Жернова. 1918–1953. Книга третья. Двойная жизнь
Шрифт:
И все-таки Шолохов раздел его, провел к себе, шепнув жене, чтобы позвала фельдшерицу и приготовила чаю, усадил гостя на кушетку, предложил:
– Рассказывай.
– Да что тут рассказывать? Страшные дела делаются у нас в районе. Пока ты ездил в Москву, Овчинников с Шараповым тут такую деятельность развернули, что я тебе описать не могу. Уж чего-чего в жизни своей ни повидал, думал: все это в прошлом, и сам там, в этом прошлом, много чего наворочал по злобе да по глупости своей, а такого видеть не доводилось. Веришь, Михаил, иногда хочется взять шашку и пойти рубать, как… как в гражданскую… с оттяжкой… потому как другого выхода на сегодняшний текущий момент не
Шолохов заметил пену на губах у бывшего буденовца, а затем командира чоновского отряда, подошел к шкафчику, достал графин, налил из него в стакан до половины, поставил перед Ножеватым.

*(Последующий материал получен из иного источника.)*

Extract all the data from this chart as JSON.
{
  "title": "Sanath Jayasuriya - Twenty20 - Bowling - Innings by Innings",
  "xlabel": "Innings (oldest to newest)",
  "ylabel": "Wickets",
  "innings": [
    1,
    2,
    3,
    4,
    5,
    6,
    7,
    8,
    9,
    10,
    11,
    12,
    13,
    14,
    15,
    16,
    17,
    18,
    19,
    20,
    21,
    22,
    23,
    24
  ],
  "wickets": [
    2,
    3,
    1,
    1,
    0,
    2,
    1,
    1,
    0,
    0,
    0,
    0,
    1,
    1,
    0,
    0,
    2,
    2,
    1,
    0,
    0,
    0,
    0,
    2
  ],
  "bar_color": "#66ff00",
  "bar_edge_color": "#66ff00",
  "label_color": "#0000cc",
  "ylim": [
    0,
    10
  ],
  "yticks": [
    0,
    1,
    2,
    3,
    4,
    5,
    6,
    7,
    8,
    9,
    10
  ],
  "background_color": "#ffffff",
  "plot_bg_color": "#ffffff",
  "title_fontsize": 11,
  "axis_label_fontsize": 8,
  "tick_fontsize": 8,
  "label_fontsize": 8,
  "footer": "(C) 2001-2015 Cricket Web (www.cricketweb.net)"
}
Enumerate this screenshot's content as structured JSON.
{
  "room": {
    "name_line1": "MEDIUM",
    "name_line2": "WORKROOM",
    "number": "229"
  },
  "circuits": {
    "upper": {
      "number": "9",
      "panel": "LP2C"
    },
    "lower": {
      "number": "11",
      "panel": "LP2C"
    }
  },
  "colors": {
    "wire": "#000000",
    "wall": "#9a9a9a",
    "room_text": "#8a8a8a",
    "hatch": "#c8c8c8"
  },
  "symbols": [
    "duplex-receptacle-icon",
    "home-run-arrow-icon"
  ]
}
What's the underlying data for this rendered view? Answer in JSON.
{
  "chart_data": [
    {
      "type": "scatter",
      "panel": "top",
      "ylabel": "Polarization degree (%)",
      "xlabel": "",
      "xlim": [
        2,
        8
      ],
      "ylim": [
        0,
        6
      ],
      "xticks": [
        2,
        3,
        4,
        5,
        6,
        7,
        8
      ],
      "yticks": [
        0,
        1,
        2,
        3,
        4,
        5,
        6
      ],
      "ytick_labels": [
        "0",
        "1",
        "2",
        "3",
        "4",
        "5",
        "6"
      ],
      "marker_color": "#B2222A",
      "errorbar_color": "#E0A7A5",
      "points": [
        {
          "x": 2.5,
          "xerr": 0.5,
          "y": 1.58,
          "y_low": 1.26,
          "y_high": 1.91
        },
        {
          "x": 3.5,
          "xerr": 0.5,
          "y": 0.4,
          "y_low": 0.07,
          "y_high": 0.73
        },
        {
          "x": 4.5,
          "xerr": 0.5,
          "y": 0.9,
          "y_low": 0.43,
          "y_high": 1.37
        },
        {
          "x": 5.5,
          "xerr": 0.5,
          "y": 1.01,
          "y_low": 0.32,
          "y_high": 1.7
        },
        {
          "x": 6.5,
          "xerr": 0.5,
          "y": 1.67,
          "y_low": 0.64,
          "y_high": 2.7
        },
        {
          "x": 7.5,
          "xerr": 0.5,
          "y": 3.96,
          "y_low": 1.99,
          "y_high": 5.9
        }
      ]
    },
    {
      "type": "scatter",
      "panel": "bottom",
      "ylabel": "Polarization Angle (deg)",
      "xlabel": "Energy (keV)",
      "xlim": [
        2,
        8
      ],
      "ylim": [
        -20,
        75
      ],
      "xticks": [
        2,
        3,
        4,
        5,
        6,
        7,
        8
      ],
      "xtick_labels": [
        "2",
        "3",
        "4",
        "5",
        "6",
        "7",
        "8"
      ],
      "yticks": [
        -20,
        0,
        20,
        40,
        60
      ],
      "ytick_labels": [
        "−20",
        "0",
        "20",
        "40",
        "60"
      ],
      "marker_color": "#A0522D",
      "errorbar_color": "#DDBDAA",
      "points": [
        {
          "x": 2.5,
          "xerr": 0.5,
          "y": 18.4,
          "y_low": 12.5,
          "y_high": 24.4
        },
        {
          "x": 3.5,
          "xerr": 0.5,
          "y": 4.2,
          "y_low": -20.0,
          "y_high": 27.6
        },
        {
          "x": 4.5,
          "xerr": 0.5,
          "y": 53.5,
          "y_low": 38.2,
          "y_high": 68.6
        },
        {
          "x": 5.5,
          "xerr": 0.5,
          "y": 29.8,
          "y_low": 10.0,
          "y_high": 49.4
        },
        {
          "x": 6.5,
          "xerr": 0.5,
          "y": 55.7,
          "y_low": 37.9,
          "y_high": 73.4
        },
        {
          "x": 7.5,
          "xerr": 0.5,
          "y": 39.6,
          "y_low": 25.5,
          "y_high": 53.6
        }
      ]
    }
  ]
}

Тот взял стакан, молча опрокинул его в глотку, отерся рукавом гимнастерки. Прохрипел:
– Тут никакая водка не поможет. Разве что застрелиться… Или рубать… рубать всех этих Овчинниковых, Шараповых и всяких других… Вот ты, Михаил, скажи мне начистоту… Ты с товарищем Сталиным встречался – он, что, ничего про это не знает? Про все эти безобразия не знает? Ему, что, не докладывают?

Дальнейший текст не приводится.